9. The stock markets begin to rise again, based on future economic improvement, sometime in the second or third quarter of 2009. (They tend to be a forward-looking indicator of the direction of the economy.) It's not uncommon to see the financial markets begin to rebound four- to eight-months ahead of the economy itself.

This occurred as the markets bottomed in March 2009. It was a little ahead of my thinking in terms of timing. Now, we move forward based on economic improvements and growth.


10. The credit markets continue to slowly normalize throughout 2009.

This happened as I wrote.

11. The residential real estate markets find a bottom sometime mid-year; some areas of the real estate markets are already showing signs of improvement, as we begin the year.
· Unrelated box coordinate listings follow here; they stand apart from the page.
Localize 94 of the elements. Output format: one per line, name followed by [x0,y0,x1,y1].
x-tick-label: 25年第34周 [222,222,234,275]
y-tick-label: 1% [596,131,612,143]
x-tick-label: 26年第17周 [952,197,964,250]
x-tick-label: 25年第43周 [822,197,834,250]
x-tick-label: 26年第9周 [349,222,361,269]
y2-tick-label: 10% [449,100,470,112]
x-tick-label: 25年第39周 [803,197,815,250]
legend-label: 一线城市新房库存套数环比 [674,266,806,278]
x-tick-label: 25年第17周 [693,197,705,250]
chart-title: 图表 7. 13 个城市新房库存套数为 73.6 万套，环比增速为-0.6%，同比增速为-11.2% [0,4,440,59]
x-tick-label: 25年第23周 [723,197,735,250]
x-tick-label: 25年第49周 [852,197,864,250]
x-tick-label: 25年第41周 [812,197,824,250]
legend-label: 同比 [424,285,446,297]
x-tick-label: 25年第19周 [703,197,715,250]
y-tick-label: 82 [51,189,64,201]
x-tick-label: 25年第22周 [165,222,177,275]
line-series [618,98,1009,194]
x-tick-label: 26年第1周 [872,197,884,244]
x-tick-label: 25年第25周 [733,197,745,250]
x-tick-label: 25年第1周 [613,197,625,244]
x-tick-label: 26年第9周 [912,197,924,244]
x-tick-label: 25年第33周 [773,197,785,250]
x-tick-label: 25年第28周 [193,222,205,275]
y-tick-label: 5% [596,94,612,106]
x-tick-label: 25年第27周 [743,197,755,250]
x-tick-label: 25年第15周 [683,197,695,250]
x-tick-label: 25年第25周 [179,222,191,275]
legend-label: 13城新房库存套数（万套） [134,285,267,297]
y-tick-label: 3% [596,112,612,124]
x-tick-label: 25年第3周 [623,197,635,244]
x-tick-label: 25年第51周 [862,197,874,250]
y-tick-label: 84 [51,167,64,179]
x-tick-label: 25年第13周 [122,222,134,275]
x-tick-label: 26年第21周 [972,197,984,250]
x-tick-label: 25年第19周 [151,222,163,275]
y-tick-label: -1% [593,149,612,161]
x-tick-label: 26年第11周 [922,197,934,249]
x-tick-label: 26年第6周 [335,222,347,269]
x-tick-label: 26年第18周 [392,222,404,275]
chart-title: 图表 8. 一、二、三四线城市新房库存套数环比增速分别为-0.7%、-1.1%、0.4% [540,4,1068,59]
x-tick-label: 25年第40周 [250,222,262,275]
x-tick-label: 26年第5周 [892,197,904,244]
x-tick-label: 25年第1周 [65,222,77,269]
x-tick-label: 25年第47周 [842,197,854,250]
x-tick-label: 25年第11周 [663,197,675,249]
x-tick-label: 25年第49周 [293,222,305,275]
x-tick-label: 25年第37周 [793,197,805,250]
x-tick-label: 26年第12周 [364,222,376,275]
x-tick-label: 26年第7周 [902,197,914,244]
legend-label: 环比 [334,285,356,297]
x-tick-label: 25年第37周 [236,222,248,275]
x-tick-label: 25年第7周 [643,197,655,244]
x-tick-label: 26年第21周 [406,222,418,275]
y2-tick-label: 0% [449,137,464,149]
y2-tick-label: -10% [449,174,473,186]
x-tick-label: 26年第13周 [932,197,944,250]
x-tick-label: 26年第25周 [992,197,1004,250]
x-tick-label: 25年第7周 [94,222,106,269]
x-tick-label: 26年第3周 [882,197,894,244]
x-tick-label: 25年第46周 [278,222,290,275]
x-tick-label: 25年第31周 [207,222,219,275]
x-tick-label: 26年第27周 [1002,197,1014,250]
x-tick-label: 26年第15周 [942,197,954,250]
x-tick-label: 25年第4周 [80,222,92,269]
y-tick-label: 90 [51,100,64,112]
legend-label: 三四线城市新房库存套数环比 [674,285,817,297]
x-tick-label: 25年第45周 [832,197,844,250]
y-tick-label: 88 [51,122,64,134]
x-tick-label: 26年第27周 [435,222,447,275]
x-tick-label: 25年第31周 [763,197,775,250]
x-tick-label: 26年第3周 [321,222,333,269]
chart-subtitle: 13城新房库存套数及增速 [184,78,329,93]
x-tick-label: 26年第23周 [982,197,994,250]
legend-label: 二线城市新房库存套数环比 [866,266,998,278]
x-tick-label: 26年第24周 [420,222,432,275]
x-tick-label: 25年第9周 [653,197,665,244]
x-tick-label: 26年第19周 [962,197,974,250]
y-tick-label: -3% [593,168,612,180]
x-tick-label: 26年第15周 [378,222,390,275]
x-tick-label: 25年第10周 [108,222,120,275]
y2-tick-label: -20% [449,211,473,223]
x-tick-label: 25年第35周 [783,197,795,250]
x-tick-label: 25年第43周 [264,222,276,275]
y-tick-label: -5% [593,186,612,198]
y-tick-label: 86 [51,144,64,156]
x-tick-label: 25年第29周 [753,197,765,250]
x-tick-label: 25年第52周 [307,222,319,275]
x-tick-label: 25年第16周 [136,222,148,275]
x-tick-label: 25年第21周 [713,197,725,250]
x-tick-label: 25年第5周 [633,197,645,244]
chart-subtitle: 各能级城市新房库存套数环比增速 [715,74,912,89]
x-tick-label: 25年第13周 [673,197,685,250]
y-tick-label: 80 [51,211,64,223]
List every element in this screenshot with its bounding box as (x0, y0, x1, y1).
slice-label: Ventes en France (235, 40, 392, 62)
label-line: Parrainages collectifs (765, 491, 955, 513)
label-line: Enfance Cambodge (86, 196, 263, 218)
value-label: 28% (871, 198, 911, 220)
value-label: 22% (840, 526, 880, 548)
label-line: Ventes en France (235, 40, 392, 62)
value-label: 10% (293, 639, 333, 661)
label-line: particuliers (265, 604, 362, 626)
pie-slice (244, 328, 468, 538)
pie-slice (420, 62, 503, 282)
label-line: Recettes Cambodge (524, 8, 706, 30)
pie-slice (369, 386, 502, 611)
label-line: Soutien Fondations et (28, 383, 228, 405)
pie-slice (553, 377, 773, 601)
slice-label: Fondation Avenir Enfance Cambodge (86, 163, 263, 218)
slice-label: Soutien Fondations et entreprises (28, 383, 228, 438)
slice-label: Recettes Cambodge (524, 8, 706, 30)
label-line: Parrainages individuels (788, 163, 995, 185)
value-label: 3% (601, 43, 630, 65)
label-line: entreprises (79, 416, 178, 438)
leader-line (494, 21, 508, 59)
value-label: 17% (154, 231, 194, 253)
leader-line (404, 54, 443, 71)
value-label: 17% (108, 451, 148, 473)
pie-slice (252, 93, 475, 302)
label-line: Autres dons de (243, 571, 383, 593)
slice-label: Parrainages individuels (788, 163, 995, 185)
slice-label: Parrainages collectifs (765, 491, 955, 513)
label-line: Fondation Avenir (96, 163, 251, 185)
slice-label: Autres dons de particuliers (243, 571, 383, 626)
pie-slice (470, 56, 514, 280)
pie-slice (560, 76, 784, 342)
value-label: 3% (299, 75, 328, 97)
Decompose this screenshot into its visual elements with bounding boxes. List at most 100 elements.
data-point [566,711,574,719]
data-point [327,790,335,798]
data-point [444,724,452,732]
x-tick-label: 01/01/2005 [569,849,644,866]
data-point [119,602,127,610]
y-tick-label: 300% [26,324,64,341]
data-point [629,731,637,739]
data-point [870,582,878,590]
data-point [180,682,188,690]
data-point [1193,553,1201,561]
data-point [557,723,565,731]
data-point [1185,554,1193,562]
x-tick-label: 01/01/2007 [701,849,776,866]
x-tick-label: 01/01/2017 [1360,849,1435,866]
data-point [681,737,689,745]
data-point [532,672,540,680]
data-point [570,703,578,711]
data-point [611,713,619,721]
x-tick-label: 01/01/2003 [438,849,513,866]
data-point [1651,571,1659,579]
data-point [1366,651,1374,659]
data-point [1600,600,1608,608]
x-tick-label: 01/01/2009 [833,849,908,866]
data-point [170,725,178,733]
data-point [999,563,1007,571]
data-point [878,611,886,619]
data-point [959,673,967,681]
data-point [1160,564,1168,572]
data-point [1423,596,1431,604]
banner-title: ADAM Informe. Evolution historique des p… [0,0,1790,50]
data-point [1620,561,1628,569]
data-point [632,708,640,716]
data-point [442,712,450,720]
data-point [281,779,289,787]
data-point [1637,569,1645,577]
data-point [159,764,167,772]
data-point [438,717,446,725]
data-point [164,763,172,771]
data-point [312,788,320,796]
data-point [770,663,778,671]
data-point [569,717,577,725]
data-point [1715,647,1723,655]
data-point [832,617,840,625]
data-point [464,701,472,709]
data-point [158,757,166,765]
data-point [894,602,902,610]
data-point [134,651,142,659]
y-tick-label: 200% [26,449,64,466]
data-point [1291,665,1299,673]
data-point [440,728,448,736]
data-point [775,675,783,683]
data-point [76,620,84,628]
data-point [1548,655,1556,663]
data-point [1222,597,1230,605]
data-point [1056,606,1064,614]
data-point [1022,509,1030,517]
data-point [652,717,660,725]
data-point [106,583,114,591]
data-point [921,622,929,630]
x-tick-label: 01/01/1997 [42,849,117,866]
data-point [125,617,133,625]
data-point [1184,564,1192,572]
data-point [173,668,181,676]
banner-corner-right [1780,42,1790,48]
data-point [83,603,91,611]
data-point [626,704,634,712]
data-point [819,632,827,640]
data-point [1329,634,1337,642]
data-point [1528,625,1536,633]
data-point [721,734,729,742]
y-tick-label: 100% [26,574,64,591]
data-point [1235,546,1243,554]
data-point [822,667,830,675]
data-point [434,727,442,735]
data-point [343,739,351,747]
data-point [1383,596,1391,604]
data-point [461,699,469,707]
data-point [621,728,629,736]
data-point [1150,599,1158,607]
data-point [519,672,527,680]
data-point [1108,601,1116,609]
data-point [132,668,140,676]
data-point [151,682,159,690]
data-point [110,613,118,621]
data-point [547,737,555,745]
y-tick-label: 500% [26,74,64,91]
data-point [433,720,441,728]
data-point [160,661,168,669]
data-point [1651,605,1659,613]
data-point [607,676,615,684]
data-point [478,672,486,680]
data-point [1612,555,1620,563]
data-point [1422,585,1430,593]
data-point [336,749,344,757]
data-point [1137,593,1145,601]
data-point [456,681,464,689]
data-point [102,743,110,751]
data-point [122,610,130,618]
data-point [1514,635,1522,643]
This has happened as I've written. It's fair to say that some areas are doing better than others. Real estate is very regional. On the whole, I think the real estate market is much today than it was a year ago.

12. Huge numbers of healthy homeowners refinance their home at rates below 5%. (Be ready to act.)

This has happened and should continue to. If you haven't already, act while mortgage rates are still low.

13. Economists begin to talk about the threats of inflation, sometime near the end of 2009.

Inflation is still not yet an issue; though economists are talking about it. We may not have to deal with inflation as an issue until later this year or early next year.

14. The financial markets end the year higher than they were on December 31, 2008, with US markets leading the way out.

This did occur. We ended the year way above the market lows and above the crash levels of 2008. If the economy continues to improve, I think 2010 could be a decent year for the financial markets as well. I am not that partial to bonds as I think they could be hurt when interest rates rise.

15. Money in money-market funds, Treasury notes and bills, and bank deposits begin to find their way back into riskier investments, as the year progresses. The reason for this is that investors realize they can't meet long-term needs with a zero-interest rate.

This has occurred and should this year as well.

2009 should be a very interesting year. This is a good year to stay in touch and to be prepared to act on things like buying low and refinancing your home. It's also a good year to truly evaluate all aspects of your life financially, as there could be lifetime opportunities presented that you may want to try to take advantage of.

I would say that 2010 is going to be a much tamer year than 2009. But, it's still a good idea to stay in touch and take advantage of opportunities as they arise or as your life changes.